The first debugging step should be to reduce the input to the smallest working case. For example, try:

  1. one material

  2. one groupset

  3. a simple source

  4. vacuum boundaries

If that runs, add complexity back one piece at a time.

18.3. If the solution does not converge

When iteration is slow or unstable, check the iteration hierarchy:

  • inner iteration inside each groupset

  • AGS iteration across groupsets

  • outer solver iterations

The most common issues are:

  • inner tolerance too loose relative to outer tolerance

  • multiple groupsets with upscatter, but AGS disabled

  • missing WGDSA or TGDSA on a difficult diffusive problem

Note

A good default rule is to converge the inner solve for every outer iteration and to make the inner tolerance tighter than the outer tolerance.

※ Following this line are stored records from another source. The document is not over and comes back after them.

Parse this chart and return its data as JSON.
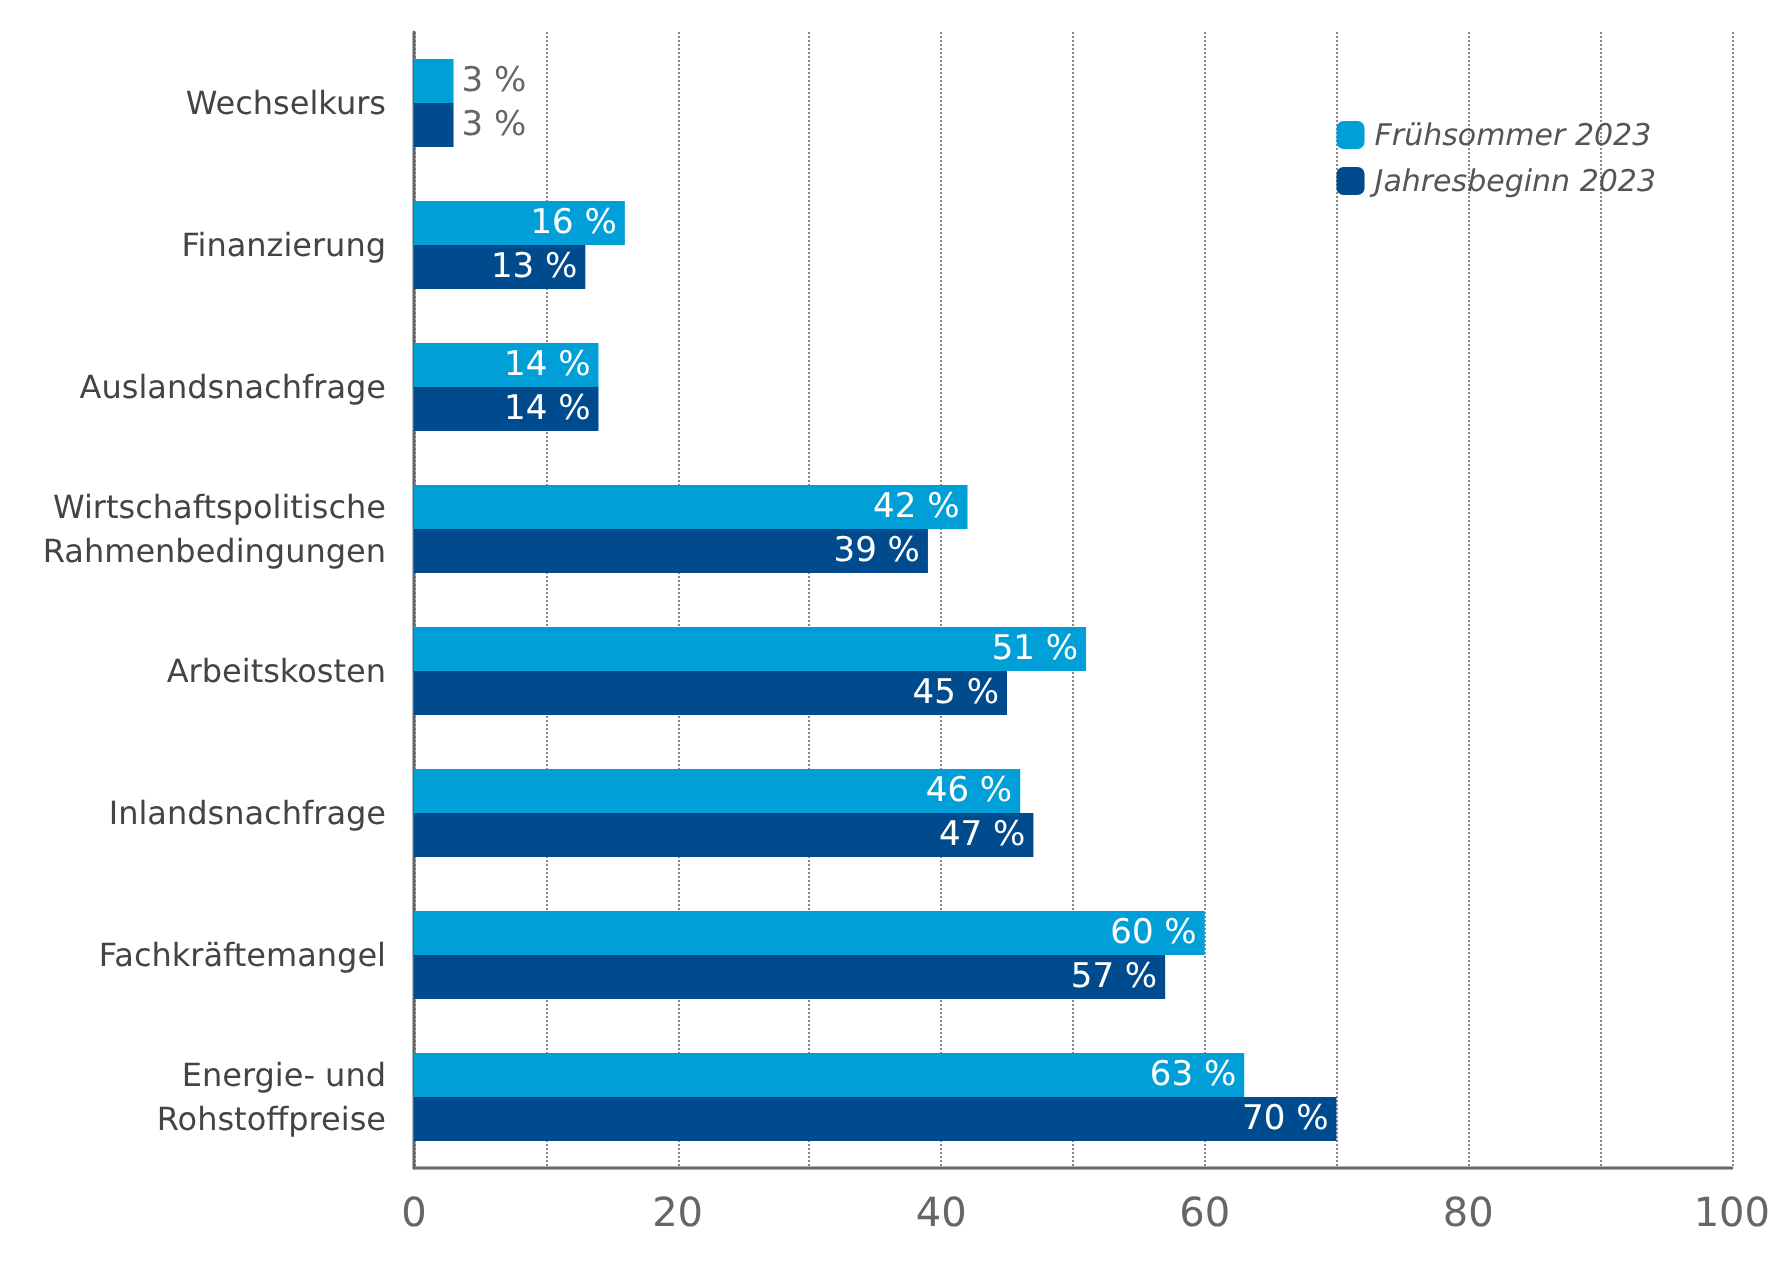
{
  "chart_data": {
    "type": "bar",
    "orientation": "horizontal",
    "categories": [
      "Wechselkurs",
      "Finanzierung",
      "Auslandsnachfrage",
      "Wirtschaftspolitische\nRahmenbedingungen",
      "Arbeitskosten",
      "Inlandsnachfrage",
      "Fachkräftemangel",
      "Energie- und\nRohstoffpreise"
    ],
    "series": [
      {
        "name": "Frühsommer 2023",
        "color": "#009fd8",
        "values": [
          3,
          16,
          14,
          42,
          51,
          46,
          60,
          63
        ],
        "value_labels": [
          "3 %",
          "16 %",
          "14 %",
          "42 %",
          "51 %",
          "46 %",
          "60 %",
          "63 %"
        ]
      },
      {
        "name": "Jahresbeginn 2023",
        "color": "#004b8d",
        "values": [
          3,
          13,
          14,
          39,
          45,
          47,
          57,
          70
        ],
        "value_labels": [
          "3 %",
          "13 %",
          "14 %",
          "39 %",
          "45 %",
          "47 %",
          "57 %",
          "70 %"
        ]
      }
    ],
    "xlim": [
      0,
      100
    ],
    "xticks": [
      0,
      {
        "value": 10,
        "label": null
      },
      20,
      {
        "value": 30,
        "label": null
      },
      40,
      {
        "value": 50,
        "label": null
      },
      60,
      {
        "value": 70,
        "label": null
      },
      80,
      {
        "value": 90,
        "label": null
      },
      100
    ],
    "grid": "x",
    "legend": "top right"
  }
}
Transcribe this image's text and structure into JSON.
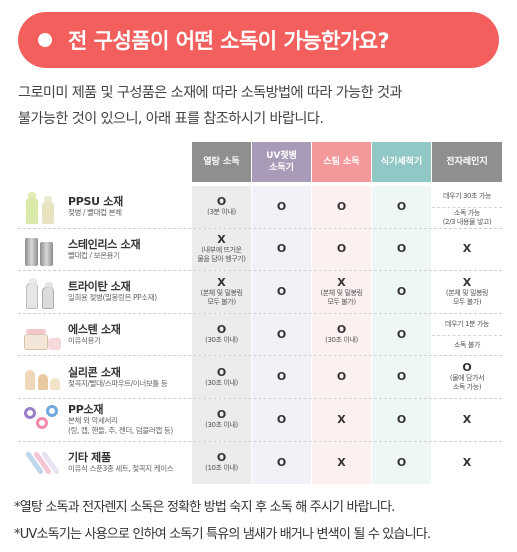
{
  "banner": {
    "title": "전 구성품이 어떤 소독이 가능한가요?"
  },
  "intro": {
    "line1": "그로미미 제품 및 구성품은 소재에 따라 소독방법에 따라 가능한 것과",
    "line2": "불가능한 것이 있으니, 아래 표를 참조하시기 바랍니다."
  },
  "headers": [
    "열탕 소독",
    "UV젖병\n소독기",
    "스팀 소독",
    "식기세척기",
    "전자레인지"
  ],
  "rows": [
    {
      "name": "PPSU 소재",
      "desc": "젖병 / 빨대컵 본체",
      "icon": "ppsu-bottle-icon",
      "c1": {
        "mark": "O",
        "note": "(3분 이내)"
      },
      "c2": {
        "mark": "O",
        "note": ""
      },
      "c3": {
        "mark": "O",
        "note": ""
      },
      "c4": {
        "mark": "O",
        "note": ""
      },
      "c5": {
        "top": "데우기 30초 가능",
        "bottom": "소독 가능\n(2/3 내용물 넣고)"
      }
    },
    {
      "name": "스테인리스 소재",
      "desc": "빨대컵 / 보온용기",
      "icon": "stainless-container-icon",
      "c1": {
        "mark": "X",
        "note": "(내부에 뜨거운\n물을 담아 헹구기)"
      },
      "c2": {
        "mark": "O",
        "note": ""
      },
      "c3": {
        "mark": "O",
        "note": ""
      },
      "c4": {
        "mark": "O",
        "note": ""
      },
      "c5": {
        "mark": "X",
        "note": ""
      }
    },
    {
      "name": "트라이탄 소재",
      "desc": "일회용 젖병(밀봉링은 PP소재)",
      "icon": "tritan-bottle-icon",
      "c1": {
        "mark": "X",
        "note": "(본체 및 밀봉링\n모두 불가)"
      },
      "c2": {
        "mark": "O",
        "note": ""
      },
      "c3": {
        "mark": "X",
        "note": "(본체 및 밀봉링\n모두 불가)"
      },
      "c4": {
        "mark": "O",
        "note": ""
      },
      "c5": {
        "mark": "X",
        "note": "(본체 및 밀봉링\n모두 불가)"
      }
    },
    {
      "name": "에스텐 소재",
      "desc": "이유식용기",
      "icon": "esten-jar-icon",
      "c1": {
        "mark": "O",
        "note": "(30초 이내)"
      },
      "c2": {
        "mark": "O",
        "note": ""
      },
      "c3": {
        "mark": "O",
        "note": "(30초 이내)"
      },
      "c4": {
        "mark": "O",
        "note": ""
      },
      "c5": {
        "top": "데우기 1분 가능",
        "bottom": "소독 불가"
      }
    },
    {
      "name": "실리콘 소재",
      "desc": "젖꼭지/빨대/스파우트/이너보틀 등",
      "icon": "silicone-nipple-icon",
      "c1": {
        "mark": "O",
        "note": "(30초 이내)"
      },
      "c2": {
        "mark": "O",
        "note": ""
      },
      "c3": {
        "mark": "O",
        "note": ""
      },
      "c4": {
        "mark": "O",
        "note": ""
      },
      "c5": {
        "mark": "O",
        "note": "(물에 담가서\n소독 가능)"
      }
    },
    {
      "name": "PP소재",
      "desc1": "본체 외 악세서리",
      "desc2": "(링, 캡, 핸들, 추, 젠더, 덤블러캡 등)",
      "icon": "pp-accessories-icon",
      "c1": {
        "mark": "O",
        "note": "(30초 이내)"
      },
      "c2": {
        "mark": "O",
        "note": ""
      },
      "c3": {
        "mark": "X",
        "note": ""
      },
      "c4": {
        "mark": "O",
        "note": ""
      },
      "c5": {
        "mark": "X",
        "note": ""
      }
    },
    {
      "name": "기타 제품",
      "desc": "이유식 스푼3종 세트, 젖꼭지 케이스",
      "icon": "spoon-set-icon",
      "c1": {
        "mark": "O",
        "note": "(10초 이내)"
      },
      "c2": {
        "mark": "O",
        "note": ""
      },
      "c3": {
        "mark": "X",
        "note": ""
      },
      "c4": {
        "mark": "O",
        "note": ""
      },
      "c5": {
        "mark": "X",
        "note": ""
      }
    }
  ],
  "footer": {
    "line1": "*열탕 소독과 전자렌지 소독은 정확한 방법 숙지 후 소독 해 주시기 바랍니다.",
    "line2": "*UV소독기는 사용으로 인하여 소독기 특유의 냄새가 배거나 변색이 될 수 있습니다."
  },
  "colors": {
    "banner": "#f25f5c",
    "header_boil": "#8f8f8f",
    "header_uv": "#a99ab8",
    "header_steam": "#f4999b",
    "header_dish": "#8fc8c4",
    "header_micro": "#8f8f8f"
  }
}
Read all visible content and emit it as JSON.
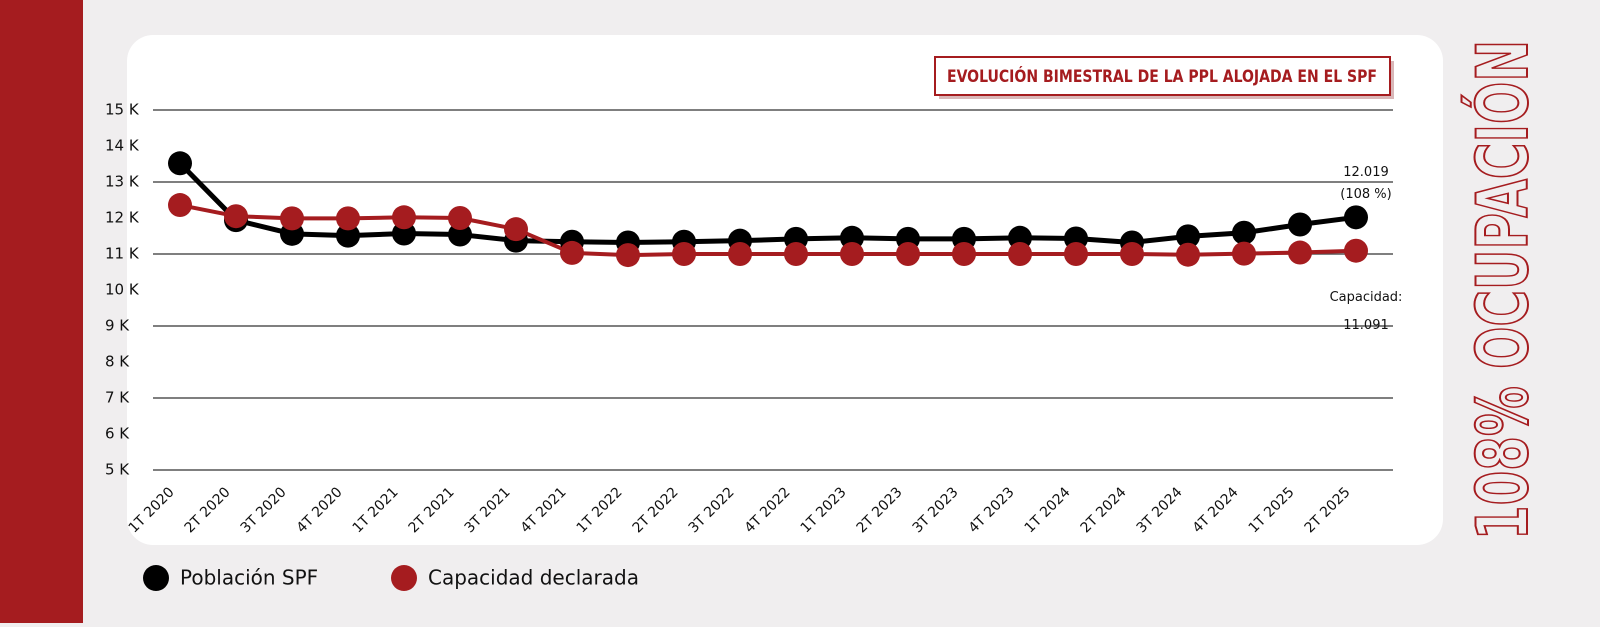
{
  "chart_data": {
    "type": "line",
    "title": "EVOLUCIÓN BIMESTRAL DE LA PPL ALOJADA EN EL SPF",
    "side_title": "108% OCUPACIÓN",
    "categories": [
      "1T 2020",
      "2T 2020",
      "3T 2020",
      "4T 2020",
      "1T 2021",
      "2T 2021",
      "3T 2021",
      "4T 2021",
      "1T 2022",
      "2T 2022",
      "3T 2022",
      "4T 2022",
      "1T 2023",
      "2T 2023",
      "3T 2023",
      "4T 2023",
      "1T 2024",
      "2T 2024",
      "3T 2024",
      "4T 2024",
      "1T 2025",
      "2T 2025"
    ],
    "series": [
      {
        "name": "Población SPF",
        "color": "#000000",
        "values": [
          13520,
          11940,
          11560,
          11510,
          11570,
          11540,
          11370,
          11340,
          11320,
          11340,
          11370,
          11420,
          11450,
          11420,
          11420,
          11450,
          11430,
          11320,
          11490,
          11590,
          11820,
          12019
        ],
        "value_labels": [
          null,
          null,
          null,
          null,
          null,
          null,
          null,
          null,
          null,
          null,
          null,
          null,
          null,
          null,
          null,
          null,
          null,
          null,
          null,
          null,
          null,
          "12.019"
        ]
      },
      {
        "name": "Capacidad declarada",
        "color": "#a51c1f",
        "values": [
          12360,
          12050,
          11990,
          11990,
          12020,
          12000,
          11690,
          11030,
          10970,
          11000,
          11000,
          11000,
          11000,
          11000,
          11000,
          11000,
          11000,
          11000,
          10980,
          11010,
          11040,
          11091
        ],
        "value_labels": [
          null,
          null,
          null,
          null,
          null,
          null,
          null,
          null,
          null,
          null,
          null,
          null,
          null,
          null,
          null,
          null,
          null,
          null,
          null,
          null,
          null,
          "11.091"
        ]
      }
    ],
    "annotations": [
      "(108 %)",
      "Capacidad:"
    ],
    "ylim": [
      5000,
      15000
    ],
    "yticks": [
      {
        "value": 15000,
        "label": "15 K"
      },
      {
        "value": 14000,
        "label": "14 K"
      },
      {
        "value": 13000,
        "label": "13 K"
      },
      {
        "value": 12000,
        "label": "12 K"
      },
      {
        "value": 11000,
        "label": "11 K"
      },
      {
        "value": 10000,
        "label": "10 K"
      },
      {
        "value": 9000,
        "label": "9 K"
      },
      {
        "value": 8000,
        "label": "8 K"
      },
      {
        "value": 7000,
        "label": "7 K"
      },
      {
        "value": 6000,
        "label": "6 K"
      },
      {
        "value": 5000,
        "label": "5 K"
      }
    ],
    "grid": true,
    "legend": "bottom-left"
  }
}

18.4. If the physics looks wrong

A run can converge cleanly and still be wrong. The usual causes are:

  • wrong material assigned to one or more block ids

  • source applied to the wrong block or logical volume

  • incorrect units or normalization in source data

  • wrong boundary condition type

  • too few angular directions for the problem

  • too few scattering moments or an inconsistent quadrature/moment choice

For transport problems with higher scattering order, make sure the angular quadrature is high enough to integrate the moment expansion accurately.

18.5. If field functions are confusing

Field functions are now created from the current solver state when requested. They are not persistent solver-managed objects that keep themselves updated in the background, but LBS field functions can be refreshed explicitly while their owning problem is still alive.

This means:

  • after a steady-state or eigenvalue solve, create the field function you want

  • in a transient loop, call Update() on existing field functions after each completed Advance() step, or create fresh field functions if that is clearer

  • do not assume an older field-function object reflects a later solve unless you have explicitly refreshed it

18.6. If parallel behavior looks odd

Parallel transport problems are sensitive to mesh decomposition and sweep structure. If a problem behaves strangely in parallel:

  • test it on one rank first

  • confirm the mesh partitions are what you expect

  • use AAH sweep type unless there is a specific reason to use CBC

  • use only single angle aggregation on unstructured meshes

Note

CBC does not support cyclic sweep dependencies the way AAH does. If the mesh or partitioning can create sweep-graph cycles, stay with AAH.

18.7. If imported cross sections behave unexpectedly

For imported OpenMC MGXS or native OpenSn cross sections, check:

  • the number of groups

  • scattering order

  • fission data and delayed quantities if relevant

  • custom XS names, if the input relies on them

  • whether a scaling or combination step was applied later in the script

If two materials were combined, remember that the combination is density weighted and only combines data that exists consistently across the input cross sections.

18.8. General debugging workflow

The most effective debugging sequence is usually:

  1. run on one MPI rank

  2. simplify to one groupset

  3. use a simple mesh and one source

  4. verify block ids and material mapping

  5. verify boundary ids and boundary options

  6. check convergence settings

  7. only then add more physics, more groupsets, and more output

18.9. When to look elsewhere in the manual

  • If the issue is solver configuration, see iterative_methods and iterative_best_practices.

  • If the issue is geometry or block ids, see geometry_mesh.

  • If the issue is cross sections or xs_map, see materials_xs.

  • If the issue is output creation and export, see post_processors.